Buomsoo Kim

Recommender systems with Python - (3) Introduction to Surprise package in Python

|

In the previous posting, we overviewed collaborative filtering (CF) and two types of CF methods - memory-based and model-based methods. In this posting, before going into the details of two CF methods, let’s have a quick look at the Surprise package in Python.

What is Surprise!?

Surprise is a Python scikit specialized for recommender systems. It provides built-in public datasets, ready-to-deploy CF algorithms, and evaluation metrics.

Installing Surprise

Installing Surprise is straightforward like any other scikit libraries. You can conveniently install it using pip. In terminal console, run below command.

pip install surprise

If you are using Google colaboratory or Jupyter Notebook, run below code in any cell.

!pip install surprise

After installation, let’s import necessary submodules for this exercise.

from surprise import Dataset
from surprise import BaselineOnly
from surprise.model_selection import cross_validate

Built-in datasets

Surprise provides built-in datasets and tools to create custom data as well. The built-in datasets provided are from MovieLens, a non-commercial movie recommendation system, and Jester, a joke recommender system.
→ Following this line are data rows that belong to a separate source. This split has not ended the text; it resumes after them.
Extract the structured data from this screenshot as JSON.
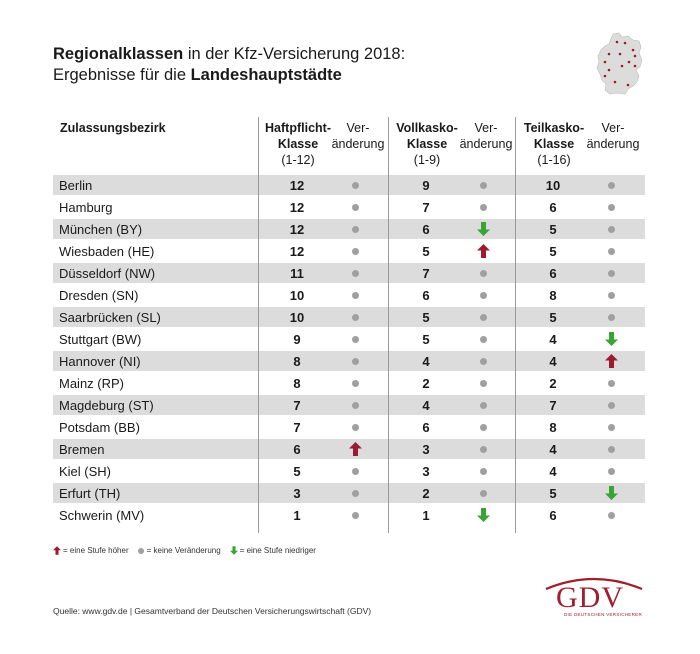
{
  "title": {
    "bold1": "Regionalklassen",
    "rest1": " in der Kfz-Versicherung 2018:",
    "rest2": "Ergebnisse für die ",
    "bold2": "Landeshauptstädte"
  },
  "headers": {
    "zulassungsbezirk": "Zulassungsbezirk",
    "haft": [
      "Haftpflicht-",
      "Klasse",
      "(1-12)"
    ],
    "voll": [
      "Vollkasko-",
      "Klasse",
      "(1-9)"
    ],
    "teil": [
      "Teilkasko-",
      "Klasse",
      "(1-16)"
    ],
    "veraenderung": [
      "Ver-",
      "änderung"
    ]
  },
  "rows": [
    {
      "city": "Berlin",
      "haft": "12",
      "haft_chg": "none",
      "voll": "9",
      "voll_chg": "none",
      "teil": "10",
      "teil_chg": "none"
    },
    {
      "city": "Hamburg",
      "haft": "12",
      "haft_chg": "none",
      "voll": "7",
      "voll_chg": "none",
      "teil": "6",
      "teil_chg": "none"
    },
    {
      "city": "München (BY)",
      "haft": "12",
      "haft_chg": "none",
      "voll": "6",
      "voll_chg": "down",
      "teil": "5",
      "teil_chg": "none"
    },
    {
      "city": "Wiesbaden (HE)",
      "haft": "12",
      "haft_chg": "none",
      "voll": "5",
      "voll_chg": "up",
      "teil": "5",
      "teil_chg": "none"
    },
    {
      "city": "Düsseldorf (NW)",
      "haft": "11",
      "haft_chg": "none",
      "voll": "7",
      "voll_chg": "none",
      "teil": "6",
      "teil_chg": "none"
    },
    {
      "city": "Dresden (SN)",
      "haft": "10",
      "haft_chg": "none",
      "voll": "6",
      "voll_chg": "none",
      "teil": "8",
      "teil_chg": "none"
    },
    {
      "city": "Saarbrücken (SL)",
      "haft": "10",
      "haft_chg": "none",
      "voll": "5",
      "voll_chg": "none",
      "teil": "5",
      "teil_chg": "none"
    },
    {
      "city": "Stuttgart (BW)",
      "haft": "9",
      "haft_chg": "none",
      "voll": "5",
      "voll_chg": "none",
      "teil": "4",
      "teil_chg": "down"
    },
    {
      "city": "Hannover (NI)",
      "haft": "8",
      "haft_chg": "none",
      "voll": "4",
      "voll_chg": "none",
      "teil": "4",
      "teil_chg": "up"
    },
    {
      "city": "Mainz (RP)",
      "haft": "8",
      "haft_chg": "none",
      "voll": "2",
      "voll_chg": "none",
      "teil": "2",
      "teil_chg": "none"
    },
    {
      "city": "Magdeburg (ST)",
      "haft": "7",
      "haft_chg": "none",
      "voll": "4",
      "voll_chg": "none",
      "teil": "7",
      "teil_chg": "none"
    },
    {
      "city": "Potsdam (BB)",
      "haft": "7",
      "haft_chg": "none",
      "voll": "6",
      "voll_chg": "none",
      "teil": "8",
      "teil_chg": "none"
    },
    {
      "city": "Bremen",
      "haft": "6",
      "haft_chg": "up",
      "voll": "3",
      "voll_chg": "none",
      "teil": "4",
      "teil_chg": "none"
    },
    {
      "city": "Kiel (SH)",
      "haft": "5",
      "haft_chg": "none",
      "voll": "3",
      "voll_chg": "none",
      "teil": "4",
      "teil_chg": "none"
    },
    {
      "city": "Erfurt (TH)",
      "haft": "3",
      "haft_chg": "none",
      "voll": "2",
      "voll_chg": "none",
      "teil": "5",
      "teil_chg": "down"
    },
    {
      "city": "Schwerin (MV)",
      "haft": "1",
      "haft_chg": "none",
      "voll": "1",
      "voll_chg": "down",
      "teil": "6",
      "teil_chg": "none"
    }
  ],
  "legend": {
    "up": "= eine Stufe höher",
    "none": "= keine Veränderung",
    "down": "= eine Stufe niedriger"
  },
  "source": "Quelle: www.gdv.de | Gesamtverband der Deutschen Versicherungswirtschaft (GDV)",
  "logo": {
    "text": "GDV",
    "sub": "DIE DEUTSCHEN VERSICHERER"
  },
  "colors": {
    "up": "#9b1b30",
    "down": "#3aa335",
    "neutral_dot": "#a0a0a0",
    "row_shade": "#dcdcdc",
    "brand": "#a01e2e"
  },
  "icons": {
    "map": "germany-map-icon",
    "up": "arrow-up-icon",
    "down": "arrow-down-icon",
    "none": "neutral-dot-icon"
  }
}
Here, let’s use the Jester built-in dataset for demonstration. For more information on Jester dataset, please refer to this page.

Load dataset

The built-in dataset can be loaded using load_builtin() function. Just type in the argument 'jester' into the function.

dataset = Dataset.load_builtin('jester')

If you haven’t downloaded the dataset before, it will ask whether you want to download it. Type in “Y” and press Enter to download.

Data exploration

You don’t need to know the details of the dataset to build a prediction model for now, but let’s briefly see how the data looks like. The raw data can be retrieved using raw_ratings attribute. Let’s print out the first two instances.

ratings = dataset.raw_ratings

print(ratings[0])
print(ratings[1])

The first two elements in each instance refer to the user ID and joke ID, respectively. The third element shows ratings and I honestly don’t know about the fourth element (let me know if you do!). Therefore, the first instance shows User #1’s rating information for Joke #5.

('1', '5', 0.219, None)
('1', '7', -9.281, None)

Now let’s see how many users, items, and rating records are in the dataset.

print("Number of rating instances: ", len(ratings))
print("Number of unique users: ", len(set([x[0] for x in ratings])))
print("Number of unique items (jokes): ", len(set([x[1] for x in ratings])))

It seems that 59,132 users left 1,761,439 ratings on 140 jokes. That seems like a lot of ratings for jokes!

Number of rating instances: 1761439
Number of unique users: 59132
Number of unique items (jokes): 140

Prediction and evaluation

There are a few prediction algorithms that can be readily used in Surprise. The list includes widely-used CF methods such as k-nearest neighbor and probabilistic matrix factorization.

But since we haven’t looked into the details of those methods, let’s use the BaselineOnly algorithm, which predicts “baseline estimates,” i.e., calculating ratings using just bias terms of users and items. To put it simply, it does not take into account complex interaction patterns between users and items - considers only “averaged” preference patterns pertaining to users and items. For more information on the baseline model, please refer to Koren (2010)

clf = BaselineOnly()

Let’s try 3-fold cross validation, which partitions the dataset into three and use different test set for each round.

cross_validate(clf, dataset, measures=['MAE'], cv=3, verbose=True)

On average, the prediction shows a mean average error (MAE) of 3.42. Not that bad, considering that we used a very naive algorithm. In the following postings, let’s see how the prediction performance will improve with more sophisticated prediction algorithms!

References

  • Koren, Y. (2010). Factor in the neighbors: Scalable and accurate collaborative filtering. ACM Transactions on Knowledge Discovery from Data (TKDD), 4(1), 1-24.
  • Ricci, F., Rokach, L., & Shapira, B. (2011). Introduction to recommender systems handbook. In Recommender systems handbook (pp. 1-35). Springer, Boston, MA.